I do see acting — at least in part — as being kind of a 'zero sum game' where there's just one of you to go around. And the more you become someone else, the less there is of you.- Steven Brown, McMaster University

"For example, if you give people a list of adjectives and say, 'Do these adjectives apply to you?,' then this part of the brain is active when people have to reflect on their properties, their traits, in terms of the self," said Brown. "And so this was a part of the brain that we found that was reduced — deactivated we say — when people had to get into the character of Romeo or Juliet."

Brown says his findings do seem to suggest that acting involves a loss of self.

"Having these observations of a loss of self as seen in the fMRI studies kind of conforms with ideas about acting that there's only one you, only one vessel for your expression," added Brown. "So I do see acting — at least in part — as being kind of a 'zero sum game' where there's just one of you to go around. And the more you become someone else, the less there is of you."

The late actor Heath Ledger famously used an extreme version of the "Stanislavski method" for getting into a role to transform into the characters he played. (Paul Kane/Getty Images)

Keeping a split focus

There is also another interesting shift in the brains of actors when they go into character — an activation increase in an area of the brain known as the precuneus.

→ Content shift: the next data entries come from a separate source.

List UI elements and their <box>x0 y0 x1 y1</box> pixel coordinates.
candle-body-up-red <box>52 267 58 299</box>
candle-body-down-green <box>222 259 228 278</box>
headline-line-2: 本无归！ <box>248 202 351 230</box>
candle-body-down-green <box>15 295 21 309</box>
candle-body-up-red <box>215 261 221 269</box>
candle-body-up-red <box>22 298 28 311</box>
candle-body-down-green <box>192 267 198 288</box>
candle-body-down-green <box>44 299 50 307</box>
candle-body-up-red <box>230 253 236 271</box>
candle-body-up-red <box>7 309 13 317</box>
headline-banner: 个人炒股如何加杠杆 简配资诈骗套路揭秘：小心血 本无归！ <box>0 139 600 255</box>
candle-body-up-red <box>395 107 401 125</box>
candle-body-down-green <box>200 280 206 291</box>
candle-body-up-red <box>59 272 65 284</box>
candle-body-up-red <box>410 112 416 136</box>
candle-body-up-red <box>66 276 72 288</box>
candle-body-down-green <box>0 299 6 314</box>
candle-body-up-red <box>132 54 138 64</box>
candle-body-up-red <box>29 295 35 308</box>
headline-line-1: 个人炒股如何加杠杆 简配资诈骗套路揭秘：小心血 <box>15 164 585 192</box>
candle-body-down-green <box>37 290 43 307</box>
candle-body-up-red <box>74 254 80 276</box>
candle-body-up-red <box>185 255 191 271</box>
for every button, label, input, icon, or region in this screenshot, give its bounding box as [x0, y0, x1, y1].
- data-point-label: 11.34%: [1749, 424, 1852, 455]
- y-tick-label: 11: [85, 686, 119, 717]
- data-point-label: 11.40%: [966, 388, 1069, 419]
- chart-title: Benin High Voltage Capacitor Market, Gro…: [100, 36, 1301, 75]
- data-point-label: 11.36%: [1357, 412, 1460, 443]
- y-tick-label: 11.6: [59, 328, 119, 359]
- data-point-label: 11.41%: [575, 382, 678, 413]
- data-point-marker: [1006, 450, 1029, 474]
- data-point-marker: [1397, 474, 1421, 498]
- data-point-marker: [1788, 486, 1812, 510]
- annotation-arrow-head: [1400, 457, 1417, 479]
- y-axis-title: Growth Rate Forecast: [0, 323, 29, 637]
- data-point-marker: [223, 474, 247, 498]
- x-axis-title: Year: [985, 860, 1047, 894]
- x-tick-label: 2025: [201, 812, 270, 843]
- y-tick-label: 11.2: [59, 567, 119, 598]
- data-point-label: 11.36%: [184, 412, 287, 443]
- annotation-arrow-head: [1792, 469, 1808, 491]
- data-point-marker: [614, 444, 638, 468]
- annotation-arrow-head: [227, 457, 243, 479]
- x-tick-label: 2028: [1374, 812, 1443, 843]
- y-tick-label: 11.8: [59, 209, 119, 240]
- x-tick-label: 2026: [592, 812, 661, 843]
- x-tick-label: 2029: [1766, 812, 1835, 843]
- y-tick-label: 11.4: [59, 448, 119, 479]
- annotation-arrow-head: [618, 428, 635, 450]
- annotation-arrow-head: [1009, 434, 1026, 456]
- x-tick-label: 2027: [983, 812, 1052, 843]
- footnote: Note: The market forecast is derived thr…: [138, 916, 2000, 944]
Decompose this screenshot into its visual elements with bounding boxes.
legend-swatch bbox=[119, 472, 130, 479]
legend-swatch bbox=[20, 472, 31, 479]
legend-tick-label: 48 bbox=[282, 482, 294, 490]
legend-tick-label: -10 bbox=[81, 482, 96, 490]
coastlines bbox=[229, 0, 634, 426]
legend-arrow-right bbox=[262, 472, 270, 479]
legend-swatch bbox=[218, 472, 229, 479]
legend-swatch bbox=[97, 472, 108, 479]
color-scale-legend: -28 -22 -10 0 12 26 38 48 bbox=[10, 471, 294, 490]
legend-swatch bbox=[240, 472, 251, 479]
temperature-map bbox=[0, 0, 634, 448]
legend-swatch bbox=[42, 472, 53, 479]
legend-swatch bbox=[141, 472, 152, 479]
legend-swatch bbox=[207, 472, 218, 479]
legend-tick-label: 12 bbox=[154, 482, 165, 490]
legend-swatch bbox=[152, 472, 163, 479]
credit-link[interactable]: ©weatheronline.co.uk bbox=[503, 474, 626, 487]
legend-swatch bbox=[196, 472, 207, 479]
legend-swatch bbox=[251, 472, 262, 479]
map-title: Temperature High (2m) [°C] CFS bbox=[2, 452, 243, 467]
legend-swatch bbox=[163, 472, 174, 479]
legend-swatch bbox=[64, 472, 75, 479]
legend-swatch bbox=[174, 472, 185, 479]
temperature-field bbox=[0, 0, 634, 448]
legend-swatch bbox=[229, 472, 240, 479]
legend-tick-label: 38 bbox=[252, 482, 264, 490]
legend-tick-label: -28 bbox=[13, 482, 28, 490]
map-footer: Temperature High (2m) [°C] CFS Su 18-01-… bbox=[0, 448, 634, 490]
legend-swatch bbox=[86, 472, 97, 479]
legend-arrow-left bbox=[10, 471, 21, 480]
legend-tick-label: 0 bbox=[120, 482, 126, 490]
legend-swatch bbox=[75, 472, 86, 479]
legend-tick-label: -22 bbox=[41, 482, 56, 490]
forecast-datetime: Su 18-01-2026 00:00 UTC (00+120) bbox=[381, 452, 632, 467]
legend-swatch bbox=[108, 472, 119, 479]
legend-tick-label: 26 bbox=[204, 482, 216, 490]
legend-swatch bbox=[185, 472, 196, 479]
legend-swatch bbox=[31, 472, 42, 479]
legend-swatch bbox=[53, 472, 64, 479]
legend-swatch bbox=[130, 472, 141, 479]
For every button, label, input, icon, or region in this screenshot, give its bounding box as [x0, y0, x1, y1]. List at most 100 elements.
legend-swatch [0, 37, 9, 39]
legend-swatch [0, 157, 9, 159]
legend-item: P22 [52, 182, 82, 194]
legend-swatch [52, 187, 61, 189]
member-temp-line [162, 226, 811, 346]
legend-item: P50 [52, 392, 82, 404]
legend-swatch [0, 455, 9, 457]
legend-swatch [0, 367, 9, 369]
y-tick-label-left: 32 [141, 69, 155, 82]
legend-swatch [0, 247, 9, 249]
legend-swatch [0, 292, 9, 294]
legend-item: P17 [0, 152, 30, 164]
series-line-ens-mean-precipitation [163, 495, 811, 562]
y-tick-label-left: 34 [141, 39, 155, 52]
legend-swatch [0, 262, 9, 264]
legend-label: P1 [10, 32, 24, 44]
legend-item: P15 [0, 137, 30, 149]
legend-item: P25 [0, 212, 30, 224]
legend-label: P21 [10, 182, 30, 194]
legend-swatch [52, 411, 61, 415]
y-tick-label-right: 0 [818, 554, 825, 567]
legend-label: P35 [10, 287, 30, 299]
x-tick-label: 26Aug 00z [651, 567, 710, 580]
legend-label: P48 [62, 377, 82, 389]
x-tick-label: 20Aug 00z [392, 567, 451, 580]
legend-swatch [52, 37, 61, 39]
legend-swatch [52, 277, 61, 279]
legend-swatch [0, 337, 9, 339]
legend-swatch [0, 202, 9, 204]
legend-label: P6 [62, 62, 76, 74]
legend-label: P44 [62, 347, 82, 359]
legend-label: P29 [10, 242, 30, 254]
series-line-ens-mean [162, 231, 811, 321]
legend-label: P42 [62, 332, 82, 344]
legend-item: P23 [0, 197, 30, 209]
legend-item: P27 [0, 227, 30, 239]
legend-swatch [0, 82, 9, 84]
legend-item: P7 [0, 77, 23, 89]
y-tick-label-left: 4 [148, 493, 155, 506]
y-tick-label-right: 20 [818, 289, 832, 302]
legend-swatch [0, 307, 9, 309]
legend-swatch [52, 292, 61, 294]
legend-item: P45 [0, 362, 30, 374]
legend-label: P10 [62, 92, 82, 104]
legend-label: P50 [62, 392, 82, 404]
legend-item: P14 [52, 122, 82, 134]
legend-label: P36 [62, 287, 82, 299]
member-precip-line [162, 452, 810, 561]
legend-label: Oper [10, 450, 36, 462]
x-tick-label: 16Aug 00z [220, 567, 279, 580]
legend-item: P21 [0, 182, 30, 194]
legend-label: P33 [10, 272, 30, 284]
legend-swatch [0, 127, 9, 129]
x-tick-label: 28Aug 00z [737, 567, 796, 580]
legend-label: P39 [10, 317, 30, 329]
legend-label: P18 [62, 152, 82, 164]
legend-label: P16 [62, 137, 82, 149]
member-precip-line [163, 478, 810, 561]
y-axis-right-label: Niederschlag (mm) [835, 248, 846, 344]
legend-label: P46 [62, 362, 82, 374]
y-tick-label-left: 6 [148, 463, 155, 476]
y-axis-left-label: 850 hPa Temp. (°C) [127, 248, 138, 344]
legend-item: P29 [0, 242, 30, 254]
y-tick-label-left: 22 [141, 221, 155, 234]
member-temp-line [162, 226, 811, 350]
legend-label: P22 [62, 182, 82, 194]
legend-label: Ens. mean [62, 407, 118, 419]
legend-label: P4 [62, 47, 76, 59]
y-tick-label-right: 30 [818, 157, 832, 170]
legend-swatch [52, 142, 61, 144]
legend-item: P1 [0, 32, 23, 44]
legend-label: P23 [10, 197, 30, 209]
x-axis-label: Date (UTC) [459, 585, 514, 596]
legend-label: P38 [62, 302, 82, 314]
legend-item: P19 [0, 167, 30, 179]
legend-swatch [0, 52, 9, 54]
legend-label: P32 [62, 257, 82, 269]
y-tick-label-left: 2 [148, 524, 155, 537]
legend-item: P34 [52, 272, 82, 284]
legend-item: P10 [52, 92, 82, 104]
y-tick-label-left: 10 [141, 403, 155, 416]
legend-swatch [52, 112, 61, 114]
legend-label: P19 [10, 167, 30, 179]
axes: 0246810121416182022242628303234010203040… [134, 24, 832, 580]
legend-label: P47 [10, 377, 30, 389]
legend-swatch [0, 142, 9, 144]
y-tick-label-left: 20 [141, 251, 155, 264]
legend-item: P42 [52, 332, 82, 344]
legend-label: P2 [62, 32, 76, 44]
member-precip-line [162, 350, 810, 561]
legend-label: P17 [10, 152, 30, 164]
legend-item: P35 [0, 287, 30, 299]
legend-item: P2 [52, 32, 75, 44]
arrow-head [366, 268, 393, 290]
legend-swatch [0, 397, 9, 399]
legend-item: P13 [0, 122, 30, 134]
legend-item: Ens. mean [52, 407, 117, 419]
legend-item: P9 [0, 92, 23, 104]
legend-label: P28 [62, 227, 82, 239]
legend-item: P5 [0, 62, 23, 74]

"This is the part of the brain that's associated very much with attentional control," said Brown. "And so there's been discussion for more than a century that actors have kind of a split consciousness, that — when they're acting, they have to kind of divide their attention between the character and themselves."

Of course actors can't abandon their own perspective entirely while they're performing. They still have to be mindful of the stage or the camera.

"The activation in this precuneus area might reflect the split consciousness that actors undergo when they have to portray the character, but still sort of be mindful of themselves as performers."